Who usually gets the most blame:
Jonas Savimbi

Another damn:
African civil war

Economic factors:
oil, diamonds

 

A
T FIRST GLANCE, THIS LOOKS LIKE THE EXACT SAME WAR AS THE ONE IN
Mozambique (see “Mozambican Civil War”) but with different names. Marxist guerrillas (in this case, the Popular Movement for the Liberation of Angola, or MPLA) took over Angola after the Portuguese left in 1975, propped up by Soviet aid. South Africa supported an insurgency to keep them from meddling in South Africa’s affairs. The war fizzled out after their foreign sponsors collapsed. Just replace “Renamo” with “UNITA,” and we’ve got our chapter.

By the 1980s the rebels of the National Union for the Total Independence of Angola (UNITA), led by the charismatic thug Jonas Savimbi, managed to carve out one-third of the country as their own autonomous enclave. In addition to South African aid, the United States, Ivory Coast, and Mobutu Sese Seko of Zaire (Congo) supported Savimbi’s fight against the MPLA government.

Unlike Mozambique, Angola has some obvious natural resources: diamonds and oil. The war kept production down, which drove prices up, so the few companies willing to risk getting caught in the crossfire earned nice profits. These companies generally had to maintain large private armies, which gave them a free hand to exploit the resources however they wanted, without competition or labor disputes. The diamond companies often shot down anyone they caught near company mines trying to dig diamonds for themselves. Even farmers hoeing their crops might be mistaken for illegal miners and shot.
2

The Angolan war sucked in more foreign troops than the average African conflict. Fifty thousand Cuban combat troops helped to prop up the MPLA,
3
while South African soldiers often crossed the border to hunt down insurgents from South Africa’s satellite country, Namibia. In 1978, at Cassinga in Angola, the South Africans massacred 600 Namibian refugees, claiming that the community harbored terrorists; however, most of them, maybe all of them, were noncombatants.

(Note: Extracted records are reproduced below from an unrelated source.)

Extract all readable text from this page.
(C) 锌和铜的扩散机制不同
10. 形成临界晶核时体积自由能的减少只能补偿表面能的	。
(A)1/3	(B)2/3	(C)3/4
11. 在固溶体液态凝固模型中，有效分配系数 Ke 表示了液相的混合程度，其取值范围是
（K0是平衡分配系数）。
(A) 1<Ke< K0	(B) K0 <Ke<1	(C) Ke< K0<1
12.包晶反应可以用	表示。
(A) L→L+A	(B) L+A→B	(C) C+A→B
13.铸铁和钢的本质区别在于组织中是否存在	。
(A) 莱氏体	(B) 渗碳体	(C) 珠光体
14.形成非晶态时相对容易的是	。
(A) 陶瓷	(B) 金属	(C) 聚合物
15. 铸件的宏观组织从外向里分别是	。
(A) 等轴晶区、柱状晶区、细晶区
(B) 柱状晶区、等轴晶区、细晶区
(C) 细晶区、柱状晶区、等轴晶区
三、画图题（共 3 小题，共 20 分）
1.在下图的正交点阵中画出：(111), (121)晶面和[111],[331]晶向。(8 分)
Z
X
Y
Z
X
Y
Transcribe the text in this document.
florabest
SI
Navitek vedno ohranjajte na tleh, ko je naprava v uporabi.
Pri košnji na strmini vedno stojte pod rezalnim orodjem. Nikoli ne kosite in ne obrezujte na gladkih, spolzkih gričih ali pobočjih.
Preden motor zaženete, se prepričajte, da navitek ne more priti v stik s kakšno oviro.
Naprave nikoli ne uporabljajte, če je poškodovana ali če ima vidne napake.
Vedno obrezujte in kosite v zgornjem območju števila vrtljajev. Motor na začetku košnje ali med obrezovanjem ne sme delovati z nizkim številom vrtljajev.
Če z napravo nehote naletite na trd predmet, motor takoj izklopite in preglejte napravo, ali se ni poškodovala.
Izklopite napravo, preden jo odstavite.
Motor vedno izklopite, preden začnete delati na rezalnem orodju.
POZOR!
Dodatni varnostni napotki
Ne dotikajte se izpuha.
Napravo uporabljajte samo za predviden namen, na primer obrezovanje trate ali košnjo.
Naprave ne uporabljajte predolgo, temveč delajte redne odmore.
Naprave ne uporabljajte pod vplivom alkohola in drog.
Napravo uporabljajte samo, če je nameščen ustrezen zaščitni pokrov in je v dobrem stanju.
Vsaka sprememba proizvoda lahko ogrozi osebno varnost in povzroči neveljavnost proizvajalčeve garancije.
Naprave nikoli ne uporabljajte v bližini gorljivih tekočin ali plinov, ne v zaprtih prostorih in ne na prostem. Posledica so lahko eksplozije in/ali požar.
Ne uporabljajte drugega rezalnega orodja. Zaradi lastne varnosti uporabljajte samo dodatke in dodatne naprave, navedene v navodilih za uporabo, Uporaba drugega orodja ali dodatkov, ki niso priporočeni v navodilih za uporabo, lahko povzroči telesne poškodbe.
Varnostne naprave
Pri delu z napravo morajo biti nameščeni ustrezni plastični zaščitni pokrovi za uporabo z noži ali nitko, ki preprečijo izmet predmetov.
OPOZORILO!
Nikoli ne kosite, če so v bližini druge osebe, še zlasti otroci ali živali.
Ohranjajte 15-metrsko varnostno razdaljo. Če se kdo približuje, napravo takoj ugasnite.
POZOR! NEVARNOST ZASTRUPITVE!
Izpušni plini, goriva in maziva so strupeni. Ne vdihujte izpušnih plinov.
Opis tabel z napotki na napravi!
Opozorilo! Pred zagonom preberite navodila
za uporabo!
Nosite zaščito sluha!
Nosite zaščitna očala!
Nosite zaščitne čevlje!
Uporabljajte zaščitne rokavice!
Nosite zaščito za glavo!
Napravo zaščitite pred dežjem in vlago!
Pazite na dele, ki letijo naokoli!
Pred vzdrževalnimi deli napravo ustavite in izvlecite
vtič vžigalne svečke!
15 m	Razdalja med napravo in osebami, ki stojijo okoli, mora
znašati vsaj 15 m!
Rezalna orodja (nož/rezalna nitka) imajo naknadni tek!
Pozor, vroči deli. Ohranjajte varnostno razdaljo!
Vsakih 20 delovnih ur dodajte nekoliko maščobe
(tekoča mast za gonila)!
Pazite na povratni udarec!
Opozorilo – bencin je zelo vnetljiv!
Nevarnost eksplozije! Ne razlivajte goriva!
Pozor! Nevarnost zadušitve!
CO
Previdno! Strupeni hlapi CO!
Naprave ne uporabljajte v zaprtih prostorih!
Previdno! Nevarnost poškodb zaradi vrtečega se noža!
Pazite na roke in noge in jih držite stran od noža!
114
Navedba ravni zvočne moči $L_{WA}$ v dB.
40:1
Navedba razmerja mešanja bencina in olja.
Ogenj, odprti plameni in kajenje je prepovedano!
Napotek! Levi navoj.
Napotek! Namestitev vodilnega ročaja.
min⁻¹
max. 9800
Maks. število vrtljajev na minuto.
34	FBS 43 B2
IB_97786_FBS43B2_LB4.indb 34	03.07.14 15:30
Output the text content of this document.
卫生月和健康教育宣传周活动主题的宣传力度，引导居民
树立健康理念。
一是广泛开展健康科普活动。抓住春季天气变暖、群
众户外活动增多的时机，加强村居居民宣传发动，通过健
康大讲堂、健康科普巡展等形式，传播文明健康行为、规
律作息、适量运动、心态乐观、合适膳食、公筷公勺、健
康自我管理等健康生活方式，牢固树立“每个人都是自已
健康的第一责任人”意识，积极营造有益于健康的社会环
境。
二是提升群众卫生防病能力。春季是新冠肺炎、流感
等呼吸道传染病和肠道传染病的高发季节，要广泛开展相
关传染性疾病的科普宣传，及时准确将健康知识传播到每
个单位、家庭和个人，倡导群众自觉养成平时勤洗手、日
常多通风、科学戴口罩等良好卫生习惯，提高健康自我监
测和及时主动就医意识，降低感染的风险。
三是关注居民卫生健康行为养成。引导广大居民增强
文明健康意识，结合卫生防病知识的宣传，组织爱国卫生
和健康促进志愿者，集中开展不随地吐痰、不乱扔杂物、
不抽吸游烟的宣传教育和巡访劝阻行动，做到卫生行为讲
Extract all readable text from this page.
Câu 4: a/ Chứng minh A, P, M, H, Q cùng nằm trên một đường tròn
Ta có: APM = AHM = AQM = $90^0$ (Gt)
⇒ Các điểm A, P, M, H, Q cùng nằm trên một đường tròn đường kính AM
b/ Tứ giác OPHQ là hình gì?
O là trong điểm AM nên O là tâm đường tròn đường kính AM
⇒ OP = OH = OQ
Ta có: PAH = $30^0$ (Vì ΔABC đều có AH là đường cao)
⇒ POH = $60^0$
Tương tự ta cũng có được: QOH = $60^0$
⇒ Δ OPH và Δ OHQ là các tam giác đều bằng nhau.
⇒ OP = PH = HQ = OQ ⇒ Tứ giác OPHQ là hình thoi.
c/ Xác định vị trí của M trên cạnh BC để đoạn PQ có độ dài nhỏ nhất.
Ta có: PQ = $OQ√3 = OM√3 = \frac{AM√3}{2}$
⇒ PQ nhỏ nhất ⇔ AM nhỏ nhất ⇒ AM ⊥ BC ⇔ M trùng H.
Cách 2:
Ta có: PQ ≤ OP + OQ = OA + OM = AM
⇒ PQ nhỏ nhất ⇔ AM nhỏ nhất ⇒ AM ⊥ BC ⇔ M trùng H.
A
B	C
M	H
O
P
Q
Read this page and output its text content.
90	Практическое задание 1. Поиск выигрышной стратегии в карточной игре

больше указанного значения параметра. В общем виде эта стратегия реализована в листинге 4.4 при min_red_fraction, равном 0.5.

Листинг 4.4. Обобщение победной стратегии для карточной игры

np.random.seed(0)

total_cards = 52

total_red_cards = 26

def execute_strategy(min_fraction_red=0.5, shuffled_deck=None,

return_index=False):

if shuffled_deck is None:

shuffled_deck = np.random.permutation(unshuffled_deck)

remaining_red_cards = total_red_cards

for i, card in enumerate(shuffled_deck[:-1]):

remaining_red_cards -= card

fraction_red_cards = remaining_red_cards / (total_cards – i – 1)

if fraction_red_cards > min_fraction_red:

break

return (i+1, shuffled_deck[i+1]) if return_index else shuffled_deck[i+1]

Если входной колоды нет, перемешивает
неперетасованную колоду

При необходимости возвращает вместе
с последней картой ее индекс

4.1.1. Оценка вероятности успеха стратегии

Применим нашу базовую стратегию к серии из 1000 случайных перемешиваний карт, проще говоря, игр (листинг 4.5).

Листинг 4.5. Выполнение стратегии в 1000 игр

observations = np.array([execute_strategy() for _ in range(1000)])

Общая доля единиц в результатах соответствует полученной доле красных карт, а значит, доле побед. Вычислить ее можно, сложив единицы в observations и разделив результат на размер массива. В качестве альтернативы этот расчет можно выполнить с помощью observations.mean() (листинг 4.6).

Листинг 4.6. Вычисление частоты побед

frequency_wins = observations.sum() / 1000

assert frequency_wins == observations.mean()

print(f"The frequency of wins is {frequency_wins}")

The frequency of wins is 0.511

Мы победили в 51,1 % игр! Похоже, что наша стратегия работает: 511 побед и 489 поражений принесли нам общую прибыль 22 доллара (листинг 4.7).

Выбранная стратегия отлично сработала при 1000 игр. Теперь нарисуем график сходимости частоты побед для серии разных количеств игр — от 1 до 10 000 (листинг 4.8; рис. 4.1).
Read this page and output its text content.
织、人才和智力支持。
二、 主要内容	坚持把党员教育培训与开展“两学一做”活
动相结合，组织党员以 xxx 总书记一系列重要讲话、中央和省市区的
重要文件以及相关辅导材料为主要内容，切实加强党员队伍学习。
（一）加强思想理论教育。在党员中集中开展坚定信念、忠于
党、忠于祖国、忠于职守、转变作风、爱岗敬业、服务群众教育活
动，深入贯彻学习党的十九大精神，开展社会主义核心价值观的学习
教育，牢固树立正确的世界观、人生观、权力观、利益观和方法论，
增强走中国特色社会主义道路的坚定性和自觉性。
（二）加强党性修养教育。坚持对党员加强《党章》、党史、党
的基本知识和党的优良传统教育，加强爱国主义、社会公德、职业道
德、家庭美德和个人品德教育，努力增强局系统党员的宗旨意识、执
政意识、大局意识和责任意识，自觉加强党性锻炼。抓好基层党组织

A cease-fire was negotiated in 1991, and multiparty elections were held the next year, but when Savimbi realized he was going to lose the election, he went back to fighting. Another year of conflict killed another 100,000 Angolans before Savimbi was offered a power-sharing agreement. He turned it down, but by then his former supporters had soured on him. UNITA was embargoed, and American President Bill Clinton finally recognized MPLA as the legitimate government in 1994. This is usually considered the official end of the war.

Without foreign sponsors, only diamond smuggling kept Savimbi financed, and he was pushed farther and farther away from the important parts of the country. He was finally killed in a fight with government forces in 2002, after which UNITA quieted down.